Anyone remember those classic magazine covers of all the hairbands that just took it to the next level of over-the-top with the big hair that was too close to the moon's surface to be considered of this Earth and the outrageous eye makeup that caused parents everywhere to ask, “Are those women or men?”
I once heard someone refer to those flashy groups as “The Ladies of the 80s” — a photograph of Poison that appeared in the now defunct rock rag, Circus, immediately comes to mind.
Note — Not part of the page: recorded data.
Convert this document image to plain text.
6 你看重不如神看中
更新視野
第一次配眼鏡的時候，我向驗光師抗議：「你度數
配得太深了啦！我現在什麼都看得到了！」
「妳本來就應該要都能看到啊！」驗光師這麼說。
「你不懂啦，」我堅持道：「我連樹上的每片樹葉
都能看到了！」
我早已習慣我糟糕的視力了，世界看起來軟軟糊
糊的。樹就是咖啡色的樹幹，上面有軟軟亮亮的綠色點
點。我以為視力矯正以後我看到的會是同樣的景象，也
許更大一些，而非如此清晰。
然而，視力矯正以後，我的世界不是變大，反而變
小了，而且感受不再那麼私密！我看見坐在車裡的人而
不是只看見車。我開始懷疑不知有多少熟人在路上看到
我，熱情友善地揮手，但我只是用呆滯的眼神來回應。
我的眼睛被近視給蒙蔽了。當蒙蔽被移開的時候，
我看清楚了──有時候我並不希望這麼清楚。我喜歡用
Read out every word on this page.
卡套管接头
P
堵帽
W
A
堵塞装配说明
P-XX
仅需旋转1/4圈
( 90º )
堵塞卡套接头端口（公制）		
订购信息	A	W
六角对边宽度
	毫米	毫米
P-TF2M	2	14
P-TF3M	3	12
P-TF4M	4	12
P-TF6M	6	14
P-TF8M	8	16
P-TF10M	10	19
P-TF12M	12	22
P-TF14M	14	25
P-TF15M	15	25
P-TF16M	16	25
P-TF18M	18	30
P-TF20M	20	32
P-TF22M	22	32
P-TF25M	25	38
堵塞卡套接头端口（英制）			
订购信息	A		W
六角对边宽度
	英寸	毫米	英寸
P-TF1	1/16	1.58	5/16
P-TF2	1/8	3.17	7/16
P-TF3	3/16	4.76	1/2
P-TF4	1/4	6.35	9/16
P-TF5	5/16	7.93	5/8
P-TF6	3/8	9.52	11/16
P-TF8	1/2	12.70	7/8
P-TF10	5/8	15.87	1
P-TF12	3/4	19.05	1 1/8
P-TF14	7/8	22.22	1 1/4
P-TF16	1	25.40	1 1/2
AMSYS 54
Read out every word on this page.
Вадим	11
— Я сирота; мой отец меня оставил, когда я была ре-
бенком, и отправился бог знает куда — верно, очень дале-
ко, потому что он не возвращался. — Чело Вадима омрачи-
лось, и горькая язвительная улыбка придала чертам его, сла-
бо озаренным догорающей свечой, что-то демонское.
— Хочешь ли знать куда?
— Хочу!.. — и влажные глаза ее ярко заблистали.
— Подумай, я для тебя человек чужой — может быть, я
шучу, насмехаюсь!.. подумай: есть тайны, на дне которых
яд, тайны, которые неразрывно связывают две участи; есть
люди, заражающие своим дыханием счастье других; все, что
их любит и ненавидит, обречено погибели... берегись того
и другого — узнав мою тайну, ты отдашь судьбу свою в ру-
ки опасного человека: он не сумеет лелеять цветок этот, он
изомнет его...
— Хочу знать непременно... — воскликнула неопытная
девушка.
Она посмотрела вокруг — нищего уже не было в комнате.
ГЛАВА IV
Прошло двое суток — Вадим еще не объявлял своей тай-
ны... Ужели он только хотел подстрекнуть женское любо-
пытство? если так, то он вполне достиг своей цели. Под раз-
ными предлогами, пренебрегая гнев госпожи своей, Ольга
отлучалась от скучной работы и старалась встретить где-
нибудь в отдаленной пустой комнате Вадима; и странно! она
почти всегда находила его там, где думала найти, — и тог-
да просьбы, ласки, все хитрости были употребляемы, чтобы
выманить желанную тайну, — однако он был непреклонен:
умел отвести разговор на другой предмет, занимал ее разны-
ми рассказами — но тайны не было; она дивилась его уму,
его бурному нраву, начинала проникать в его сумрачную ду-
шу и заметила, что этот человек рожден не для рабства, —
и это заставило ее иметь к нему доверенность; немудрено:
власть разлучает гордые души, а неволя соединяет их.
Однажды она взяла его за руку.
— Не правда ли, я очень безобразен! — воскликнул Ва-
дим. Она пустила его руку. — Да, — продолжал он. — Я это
Those guys totally nailed that look with the spandex pants, teased-to-the-root locks and lipstick that was so bright it would have rivaled the most intense neon signs in Times Square.
I may have let go of my giant bangs, painfully permed hair and spandex many years ago, but I guess at heart — and sometimes a bit more outwardly, depending on when laundry day falls — I will always be a lady of the 80s too.
What can I say? I'll be turning up the radio, shouting it out loud and banging my head until I'm 80. And knowing me, I'll probably still have that Kiss t-shirt lying around in case I need a clean shirt.